Measuring the circumference of various areas of your body can be a great indicator of progress. For example if your goal is to grow larger quads, taking a monthly measurement at the same point on your upper legs is a great way to measure growth. 

  • Hip to waist ratio

The hip to waist ratio is the circumference of your waist divided by the circumference of your hip. It provides an indicator of fat distribution in the body and ideally the result should be under 1.0. When an individual carries the majority of their fat on their abdomen they are at a much higher risk of health problems such as type 2 diabetes, high cholesterol, heart attack and stroke. Seeing a change in your hip to waist ratio is an excellent indicator of progress.

  • Body fat percentage 

Average body fat percentage reading for women is 25-31% and for men is 18-24%; with a high reading for women being 35%+ and 25%+ for men. There are two ways of measuring your body fat percentage: one is bioelectrical impedance analysis. This is a scale that provides a reading of your overall body weight, the percentage of your body that is composed of muscle and the percentage that is composed of fat. The other means of body fat measurement is manual body fat calipers. This technique can be a little more invasive as a trainer will pinch and measure a few areas of your body in order to calculate your body fat percentage.

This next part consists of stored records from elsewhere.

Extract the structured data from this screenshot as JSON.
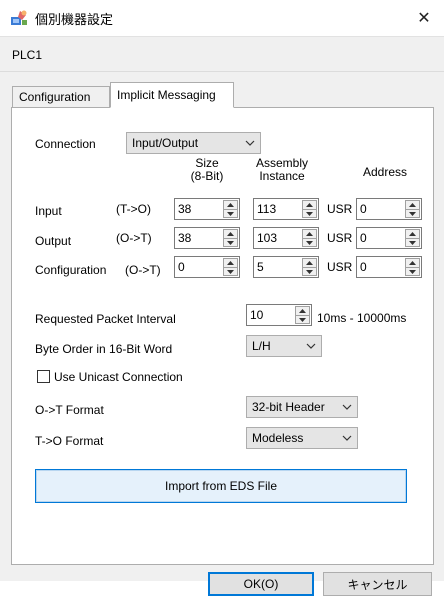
{
  "window": {
    "title": "個別機器設定",
    "close_glyph": "✕",
    "icon": "device-settings-icon"
  },
  "device_label": "PLC1",
  "tabs": [
    {
      "label": "Configuration",
      "active": false
    },
    {
      "label": "Implicit Messaging",
      "active": true
    }
  ],
  "connection": {
    "label": "Connection",
    "value": "Input/Output"
  },
  "headers": {
    "size_line1": "Size",
    "size_line2": "(8-Bit)",
    "assembly_line1": "Assembly",
    "assembly_line2": "Instance",
    "address": "Address"
  },
  "rows": [
    {
      "label": "Input",
      "direction": "(T->O)",
      "size": "38",
      "instance": "113",
      "address_prefix": "USR",
      "address": "0"
    },
    {
      "label": "Output",
      "direction": "(O->T)",
      "size": "38",
      "instance": "103",
      "address_prefix": "USR",
      "address": "0"
    },
    {
      "label": "Configuration",
      "direction": "(O->T)",
      "size": "0",
      "instance": "5",
      "address_prefix": "USR",
      "address": "0"
    }
  ],
  "rpi": {
    "label": "Requested Packet Interval",
    "value": "10",
    "range": "10ms - 10000ms"
  },
  "byte_order": {
    "label": "Byte Order in 16-Bit Word",
    "value": "L/H"
  },
  "unicast": {
    "label": "Use Unicast Connection",
    "checked": false
  },
  "ot_format": {
    "label": "O->T Format",
    "value": "32-bit Header"
  },
  "to_format": {
    "label": "T->O Format",
    "value": "Modeless"
  },
  "import_button": "Import from EDS File",
  "ok_button": "OK(O)",
  "cancel_button": "キャンセル",
  "colors": {
    "accent": "#0078d7",
    "dialog_bg": "#f0f0f0",
    "panel_bg": "#ffffff"
  }
}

If your goal is to lose fat but you are not seeing a difference on the bathroom scale, getting a body fat percentage reading can be very beneficial; as it shows you the compositional changes that are occurring. 

  • Progress photographs 

Photographs are an excellent way for you to physically see a difference. You may think you’ll be able to just see the mirror but often we do not truly see how far we’ve come unless we have point of reference. I would advise taking progress photos no more often than once a month, with a relaxed pose and the same lighting if possible. 

Progress photographs do not need to be shared with anyone, including your trainer. It is important to only share images of yourself if you are comfortable with it. Do not share progress photos with your trainer if you do not want to.


To reiterate: none of these forms of measurement dictate your worth. Moreover, progress is still progress no matter how small it may seem and a little is better than nothing!